CEOs who aspire to spectacular growth have expectations of nothing short of exceptional results from their leaders. They rally these leaders with optimistic views of the future and eyes on the rewards that will be given for achieving KPIs and other metrics.
Strong leaders take the nod and push their departments forward with similar focus. The drive for growth is pushed down through the organization where outstanding results are expected consistently.
While many top performing companies experience this, leaders need to be mindful that sometimes people are driving so fast and furiously that they miss their turn off. As a result, they metaphorically need to get off the freeway and must backtrack to where they missed their exit.
What causes this to happen?
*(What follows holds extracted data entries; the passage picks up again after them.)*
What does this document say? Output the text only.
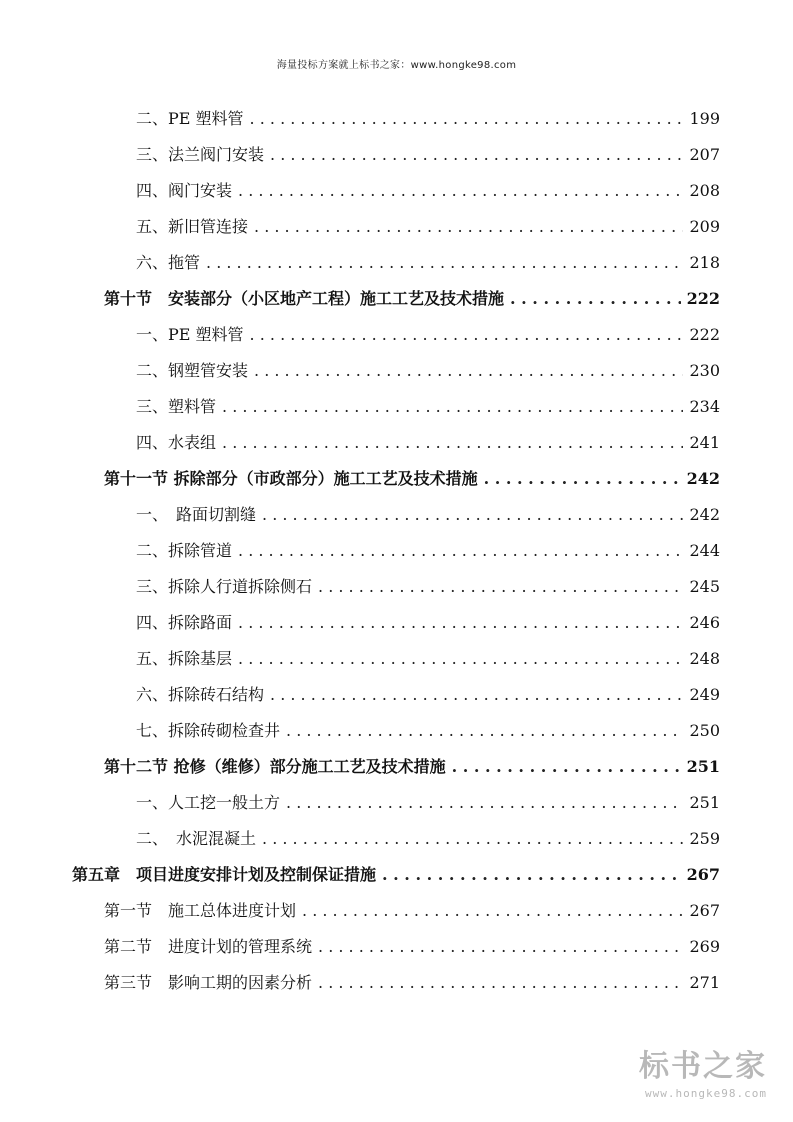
海量投标方案就上标书之家：www.hongke98.com
二、PE 塑料管 . . .	199
三、法兰阀门安装 . . .	207
四、阀门安装 . . .	208
五、新旧管连接 . . .	209
六、拖管 . . .	218
第十节　安装部分（小区地产工程）施工工艺及技术措施 . . .	222
一、PE 塑料管 . . .	222
二、钢塑管安装 . . .	230
三、塑料管 . . .	234
四、水表组 . . .	241
第十一节 拆除部分（市政部分）施工工艺及技术措施 . . .	242
一、　路面切割缝 . . .	242
二、拆除管道 . . .	244
三、拆除人行道拆除侧石 . . .	245
四、拆除路面 . . .	246
五、拆除基层 . . .	248
六、拆除砖石结构 . . .	249
七、拆除砖砌检查井 . . .	250
第十二节 抢修（维修）部分施工工艺及技术措施 . . .	251
一、人工挖一般土方 . . .	251
二、　水泥混凝土 . . .	259
第五章　项目进度安排计划及控制保证措施 . . .	267
第一节　施工总体进度计划 . . .	267
第二节　进度计划的管理系统 . . .	269
第三节　影响工期的因素分析 . . .	271
标书之家
www.hongke98.com
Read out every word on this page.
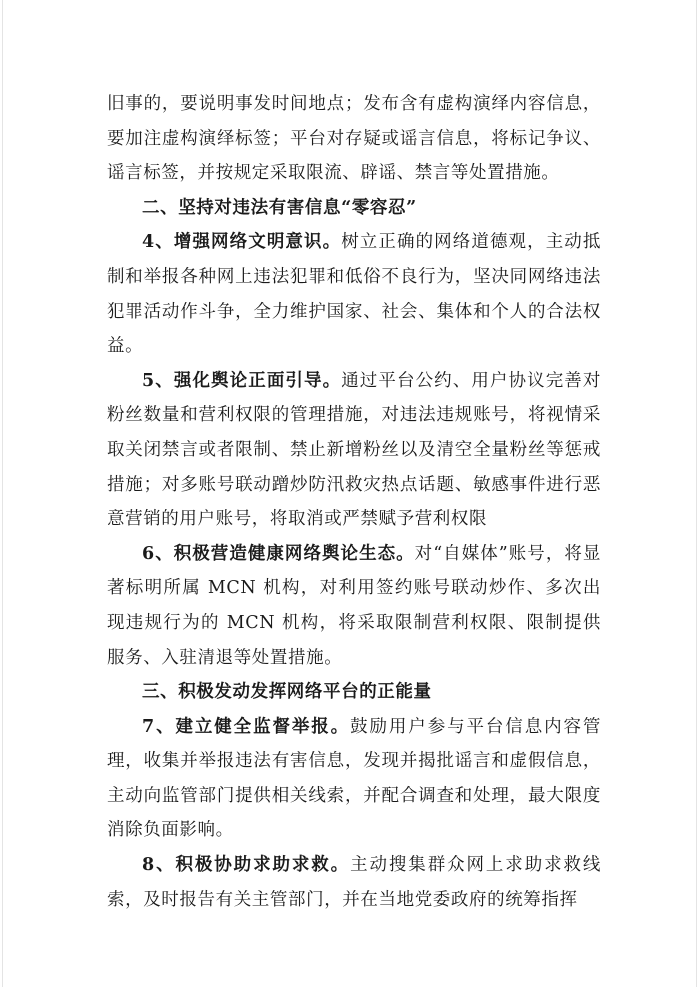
旧事的，要说明事发时间地点；发布含有虚构演绎内容信息，要加注虚构演绎标签；平台对存疑或谣言信息，将标记争议、谣言标签，并按规定采取限流、辟谣、禁言等处置措施。

二、坚持对违法有害信息“零容忍”

4、增强网络文明意识。树立正确的网络道德观，主动抵制和举报各种网上违法犯罪和低俗不良行为，坚决同网络违法犯罪活动作斗争，全力维护国家、社会、集体和个人的合法权益。

5、强化舆论正面引导。通过平台公约、用户协议完善对粉丝数量和营利权限的管理措施，对违法违规账号，将视情采取关闭禁言或者限制、禁止新增粉丝以及清空全量粉丝等惩戒措施；对多账号联动蹭炒防汛救灾热点话题、敏感事件进行恶意营销的用户账号，将取消或严禁赋予营利权限

6、积极营造健康网络舆论生态。对“自媒体”账号，将显著标明所属 MCN 机构，对利用签约账号联动炒作、多次出现违规行为的 MCN 机构，将采取限制营利权限、限制提供服务、入驻清退等处置措施。

三、积极发动发挥网络平台的正能量

7、建立健全监督举报。鼓励用户参与平台信息内容管理，收集并举报违法有害信息，发现并揭批谣言和虚假信息，主动向监管部门提供相关线索，并配合调查和处理，最大限度消除负面影响。

8、积极协助求助求救。主动搜集群众网上求助求救线索，及时报告有关主管部门，并在当地党委政府的统筹指挥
It can be a wide range of issues, however, here are three of the top ones to keep your eyes on.
+ Success metrics that don’t fit all departments. Although it’s important that all departments set success metrics, sometimes these need to be tweaked because “one size doesn’t fit all.”
+ Metrics that assume all employees perform at the same level. Employee performance varies, and not everyone is a top performer. Unrealistic goals can backfire and even result in departures or quiet quitting.
+ Inability to be nimble during erratic economic conditions. Things change. Think about how supply chain delays or higher interest rates have stymied otherwise successful companies during the past few years.
Of course, you don’t want your people to miss their exits and backtrack to realign. Continue to set ambitious goals, but be prepared to make course corrections quickly and realign metrics as needed.